3. A method for designing an HBASE-based archive as claimed in claim 2, characterized in that the personnel archive comprises at least: personal basic information, whether the person is a high risk group, whether the person is a special group, social behavior information, personnel activity track information and personnel intimacy degree information.

4. A method for HBASE-based archive design according to claim 2, characterized in that the vehicle archive comprises at least: the vehicle information comprises vehicle basic information, vehicle activity track information, vehicle involved record information and vehicle behavior record information.

5. A method for designing an HBASE-based archive as claimed in claim 2, characterized in that the case archive comprises at least: basic file information, case-related information and case handling process information.

6. The method for designing an HBASE-based archive according to claim 1, wherein, in S100, each data set includes a feature value, a keyword, an update time; the key words are unique values, and the updating time is data acquisition time.

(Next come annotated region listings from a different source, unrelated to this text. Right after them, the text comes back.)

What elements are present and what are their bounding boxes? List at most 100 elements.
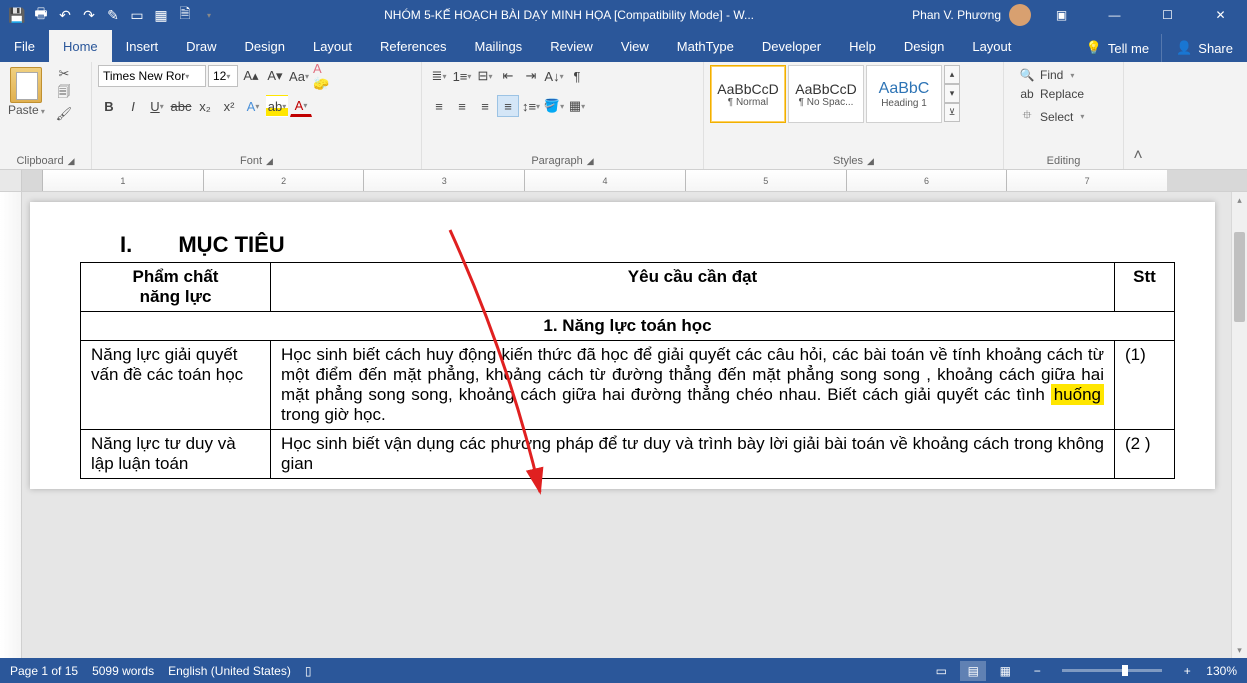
paste-button[interactable]: Paste (6, 65, 47, 119)
undo-icon[interactable]: ↶ (56, 6, 74, 24)
format-painter-icon[interactable]: 🖌 (55, 105, 73, 123)
decrease-indent-icon[interactable]: ⇤ (497, 65, 519, 87)
show-marks-icon[interactable]: ¶ (566, 65, 588, 87)
align-left-icon[interactable]: ≡ (428, 95, 450, 117)
page[interactable]: I. MỤC TIÊU Phẩm chất năng lực Yêu cầu c… (30, 202, 1215, 489)
replace-button[interactable]: abReplace (1016, 86, 1087, 102)
redo-icon[interactable]: ↷ (80, 6, 98, 24)
bullets-icon[interactable]: ≣ (428, 65, 450, 87)
grow-font-icon[interactable]: A▴ (240, 65, 262, 87)
tab-layout[interactable]: Layout (299, 30, 366, 62)
status-page[interactable]: Page 1 of 15 (10, 664, 78, 678)
close-icon[interactable]: ✕ (1198, 0, 1243, 30)
vertical-ruler[interactable] (0, 192, 22, 658)
tab-view[interactable]: View (607, 30, 663, 62)
numbering-icon[interactable]: 1≡ (451, 65, 473, 87)
qat-icon-6[interactable]: ▭ (128, 6, 146, 24)
increase-indent-icon[interactable]: ⇥ (520, 65, 542, 87)
style-normal[interactable]: AaBbCcD ¶ Normal (710, 65, 786, 123)
tab-insert[interactable]: Insert (112, 30, 173, 62)
change-case-icon[interactable]: Aa (288, 65, 310, 87)
tab-table-design[interactable]: Design (890, 30, 958, 62)
read-mode-icon[interactable]: ▭ (928, 661, 954, 681)
tab-design[interactable]: Design (231, 30, 299, 62)
tab-file[interactable]: File (0, 30, 49, 62)
font-size-input[interactable]: 12 (208, 65, 238, 87)
underline-button[interactable]: U (146, 95, 168, 117)
font-name-input[interactable]: Times New Ror (98, 65, 206, 87)
web-layout-icon[interactable]: ▦ (992, 661, 1018, 681)
highlight-icon[interactable]: ab (266, 95, 288, 117)
tab-home[interactable]: Home (49, 30, 112, 62)
style-heading1[interactable]: AaBbC Heading 1 (866, 65, 942, 123)
ribbon-display-options-icon[interactable]: ▣ (1039, 0, 1084, 30)
zoom-out-icon[interactable]: − (1024, 661, 1050, 681)
zoom-handle[interactable] (1122, 665, 1128, 676)
borders-icon[interactable]: ▦ (566, 95, 588, 117)
copy-icon[interactable]: 🗐 (55, 85, 73, 103)
subscript-button[interactable]: x₂ (194, 95, 216, 117)
vertical-scrollbar[interactable]: ▴ ▾ (1231, 192, 1247, 658)
style-no-spacing[interactable]: AaBbCcD ¶ No Spac... (788, 65, 864, 123)
shrink-font-icon[interactable]: A▾ (264, 65, 286, 87)
qat-customize-icon[interactable] (200, 6, 218, 24)
tab-draw[interactable]: Draw (172, 30, 230, 62)
tab-review[interactable]: Review (536, 30, 607, 62)
tab-references[interactable]: References (366, 30, 460, 62)
sort-icon[interactable]: A↓ (543, 65, 565, 87)
tab-help[interactable]: Help (835, 30, 890, 62)
styles-launcher-icon[interactable]: ◢ (867, 156, 874, 167)
document-content[interactable]: I. MỤC TIÊU Phẩm chất năng lực Yêu cầu c… (80, 232, 1175, 479)
print-layout-icon[interactable]: ▤ (960, 661, 986, 681)
multilevel-list-icon[interactable]: ⊟ (474, 65, 496, 87)
avatar[interactable] (1009, 4, 1031, 26)
maximize-icon[interactable]: ☐ (1145, 0, 1190, 30)
tab-mathtype[interactable]: MathType (663, 30, 748, 62)
collapse-ribbon-icon[interactable]: ˄ (1124, 62, 1152, 169)
bold-button[interactable]: B (98, 95, 120, 117)
zoom-in-icon[interactable]: + (1174, 661, 1200, 681)
text-effects-icon[interactable]: A (242, 95, 264, 117)
tab-developer[interactable]: Developer (748, 30, 835, 62)
paragraph-launcher-icon[interactable]: ◢ (587, 156, 594, 167)
align-center-icon[interactable]: ≡ (451, 95, 473, 117)
styles-expand-icon[interactable]: ⊻ (944, 103, 960, 122)
styles-scroll-up-icon[interactable]: ▴ (944, 65, 960, 84)
qat-icon-8[interactable]: 🗎 (176, 6, 194, 24)
qat-icon-5[interactable]: ✎ (104, 6, 122, 24)
tell-me-search[interactable]: 💡 Tell me (1074, 34, 1161, 62)
scroll-up-icon[interactable]: ▴ (1232, 192, 1247, 208)
horizontal-ruler[interactable]: 1 2 3 4 5 6 7 (0, 170, 1247, 192)
superscript-button[interactable]: x² (218, 95, 240, 117)
find-button[interactable]: 🔍Find▾ (1016, 67, 1087, 83)
save-icon[interactable]: 💾 (8, 6, 26, 24)
strikethrough-button[interactable]: abc (170, 95, 192, 117)
user-name[interactable]: Phan V. Phương (912, 8, 1001, 22)
font-launcher-icon[interactable]: ◢ (266, 156, 273, 167)
document-area[interactable]: I. MỤC TIÊU Phẩm chất năng lực Yêu cầu c… (0, 192, 1231, 658)
clear-formatting-icon[interactable]: A🧽 (312, 65, 334, 87)
tab-table-layout[interactable]: Layout (958, 30, 1025, 62)
styles-scroll-down-icon[interactable]: ▾ (944, 84, 960, 103)
select-button[interactable]: ⯐Select▾ (1016, 105, 1087, 128)
scroll-down-icon[interactable]: ▾ (1232, 642, 1247, 658)
macro-recording-icon[interactable]: ▯ (305, 664, 312, 678)
quick-print-icon[interactable]: 🖶 (32, 6, 50, 24)
qat-icon-7[interactable]: ▦ (152, 6, 170, 24)
status-language[interactable]: English (United States) (168, 664, 291, 678)
zoom-slider[interactable] (1062, 669, 1162, 672)
minimize-icon[interactable]: — (1092, 0, 1137, 30)
share-button[interactable]: 👤 Share (1161, 34, 1247, 62)
italic-button[interactable]: I (122, 95, 144, 117)
line-spacing-icon[interactable]: ↕≡ (520, 95, 542, 117)
font-color-icon[interactable]: A (290, 95, 312, 117)
scrollbar-thumb[interactable] (1234, 232, 1245, 322)
status-words[interactable]: 5099 words (92, 664, 154, 678)
tab-mailings[interactable]: Mailings (461, 30, 537, 62)
zoom-level[interactable]: 130% (1206, 664, 1237, 678)
justify-icon[interactable]: ≡ (497, 95, 519, 117)
clipboard-launcher-icon[interactable]: ◢ (68, 156, 75, 167)
cut-icon[interactable]: ✂ (55, 65, 73, 83)
align-right-icon[interactable]: ≡ (474, 95, 496, 117)
shading-icon[interactable]: 🪣 (543, 95, 565, 117)
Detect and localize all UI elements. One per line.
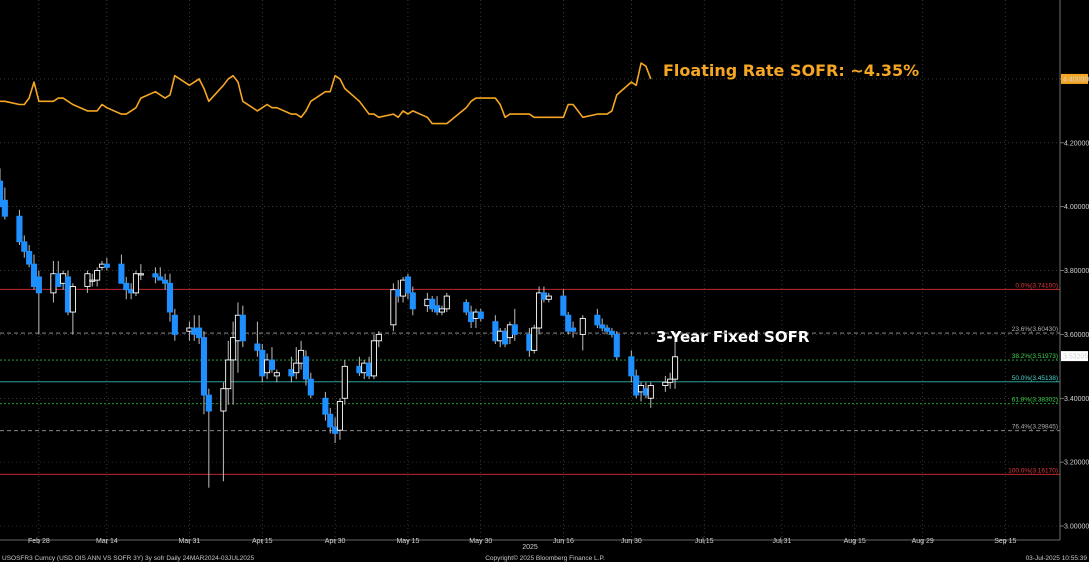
x-tick-label: Aug 29 bbox=[912, 538, 934, 545]
candle-up bbox=[545, 295, 552, 300]
fixed-rate-annotation: 3-Year Fixed SOFR bbox=[656, 328, 810, 346]
candle-down bbox=[166, 282, 174, 313]
footer-left: USOSFR3 Curncy (USD OIS ANN VS SOFR 3Y) … bbox=[2, 555, 255, 562]
candle-down bbox=[21, 241, 28, 252]
x-tick-label: Jul 15 bbox=[695, 538, 714, 545]
fib-level-label: 76.4%(3.29845) bbox=[1012, 424, 1058, 431]
candle-up bbox=[220, 388, 227, 412]
fib-level-label: 23.6%(3.60430) bbox=[1012, 326, 1058, 333]
candle-down bbox=[463, 302, 470, 313]
floating-rate-annotation: Floating Rate SOFR: ~4.35% bbox=[663, 61, 919, 80]
candle-up bbox=[531, 327, 538, 351]
x-tick-label: Jun 16 bbox=[553, 538, 574, 545]
fib-level-label: 50.0%(3.45138) bbox=[1012, 375, 1058, 382]
candle-down bbox=[16, 215, 23, 243]
candle-down bbox=[239, 314, 246, 342]
candle-down bbox=[162, 279, 169, 284]
candle-up bbox=[647, 385, 654, 399]
candle-down bbox=[322, 397, 329, 415]
candle-down bbox=[511, 324, 518, 335]
candle-up bbox=[667, 378, 674, 383]
candle-up bbox=[375, 333, 382, 342]
candle-down bbox=[118, 263, 125, 284]
y-tick-label: 4.20000 bbox=[1064, 140, 1089, 147]
x-axis-year-label: 2025 bbox=[522, 544, 538, 551]
x-tick-label: Mar 14 bbox=[96, 538, 118, 545]
candle-up bbox=[336, 401, 344, 431]
candle-down bbox=[560, 295, 567, 316]
x-tick-label: Apr 30 bbox=[325, 538, 346, 545]
candle-down bbox=[35, 276, 42, 294]
candle-up bbox=[341, 365, 348, 399]
x-tick-label: Jul 31 bbox=[773, 538, 792, 545]
candle-down bbox=[205, 394, 212, 412]
candle-up bbox=[273, 372, 280, 377]
y-tick-label: 3.60000 bbox=[1064, 332, 1089, 339]
last-value-badge-text: 3.53205 bbox=[1063, 354, 1088, 361]
candle-down bbox=[152, 273, 159, 278]
candle-up bbox=[132, 273, 140, 294]
candle-down bbox=[1, 199, 8, 217]
candle-up bbox=[438, 308, 445, 313]
candle-down bbox=[254, 343, 261, 351]
candle-up bbox=[225, 359, 232, 390]
fib-level-label: 100.0%(3.16170) bbox=[1008, 467, 1058, 474]
candle-up bbox=[137, 273, 144, 276]
candle-down bbox=[171, 314, 178, 335]
x-tick-label: Aug 15 bbox=[844, 538, 866, 545]
y-tick-label: 3.80000 bbox=[1064, 268, 1089, 275]
y-tick-label: 4.00000 bbox=[1064, 204, 1089, 211]
candle-down bbox=[307, 378, 314, 396]
fib-level-label: 0.0%(3.74100) bbox=[1015, 282, 1058, 289]
x-tick-label: Feb 28 bbox=[28, 538, 50, 545]
candle-down bbox=[157, 276, 164, 281]
y-tick-label: 3.20000 bbox=[1064, 460, 1089, 467]
candle-up bbox=[443, 295, 450, 310]
candle-up bbox=[662, 381, 669, 386]
candle-down bbox=[103, 263, 110, 268]
x-tick-label: May 30 bbox=[469, 538, 492, 545]
candle-up bbox=[94, 270, 101, 281]
candle-down bbox=[123, 282, 130, 291]
candle-up bbox=[293, 362, 300, 374]
footer-timestamp: 03-Jul-2025 10:55:39 bbox=[1026, 555, 1088, 562]
candle-down bbox=[302, 356, 310, 380]
y-tick-label: 3.00000 bbox=[1064, 524, 1089, 531]
candle-up bbox=[579, 317, 586, 335]
candle-down bbox=[570, 327, 577, 332]
last-value-badge-text: 4.40000 bbox=[1063, 76, 1088, 83]
x-tick-label: Apr 15 bbox=[252, 538, 273, 545]
candle-up bbox=[672, 356, 679, 380]
candle-down bbox=[604, 327, 611, 332]
x-tick-label: Mar 31 bbox=[179, 538, 201, 545]
footer-copyright: Copyright© 2025 Bloomberg Finance L.P. bbox=[485, 554, 605, 562]
candle-down bbox=[196, 327, 203, 339]
candle-down bbox=[409, 292, 416, 310]
candle-down bbox=[477, 311, 484, 319]
candle-down bbox=[26, 250, 33, 265]
fib-level-label: 61.8%(3.38302) bbox=[1012, 397, 1058, 404]
fib-level-label: 38.2%(3.51973) bbox=[1012, 353, 1058, 360]
candle-down bbox=[599, 324, 606, 329]
candle-up bbox=[370, 340, 377, 377]
candle-down bbox=[268, 359, 276, 370]
candle-up bbox=[69, 286, 76, 313]
candle-down bbox=[594, 314, 601, 326]
x-tick-label: Jun 30 bbox=[621, 538, 642, 545]
candle-down bbox=[200, 337, 208, 396]
x-tick-label: May 15 bbox=[396, 538, 419, 545]
candle-down bbox=[613, 333, 620, 358]
x-tick-label: Sep 15 bbox=[994, 538, 1016, 545]
candle-down bbox=[628, 356, 635, 377]
candle-down bbox=[404, 276, 411, 294]
candle-down bbox=[327, 413, 334, 428]
candle-down bbox=[608, 330, 615, 335]
price-chart: 0.0%(3.74100) 23.6%(3.60430) 38.2%(3.51973… bbox=[0, 0, 1089, 562]
y-tick-label: 3.40000 bbox=[1064, 396, 1089, 403]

7. A method for designing an HBASE-based archive as claimed in claim 1, wherein in S200 the key design rules are determined by keywords which may be a string of numbers or a combination of characters that are unique values of practical significance or may be calculated from some combination of strings.

8. A method of designing an HBASE-based archive as claimed in claim 7, characterised by applying the flip-chip pre-processing principle to the keys to ensure that all regions complying with HBASE have an average chance of getting data storage.

9. The HBASE-based archive design method as claimed in claim 1, wherein, in S200, when the data is a special character of the time stamp, the time stamps are sorted and stored in a natural order, the difference between the time stamp and the maximum time sequence number is calculated, and the newest data is arranged at the top.

10. The method for designing an HBASE-based archive according to claim 1, wherein the efficient query is performed by an MR computation engine in S300.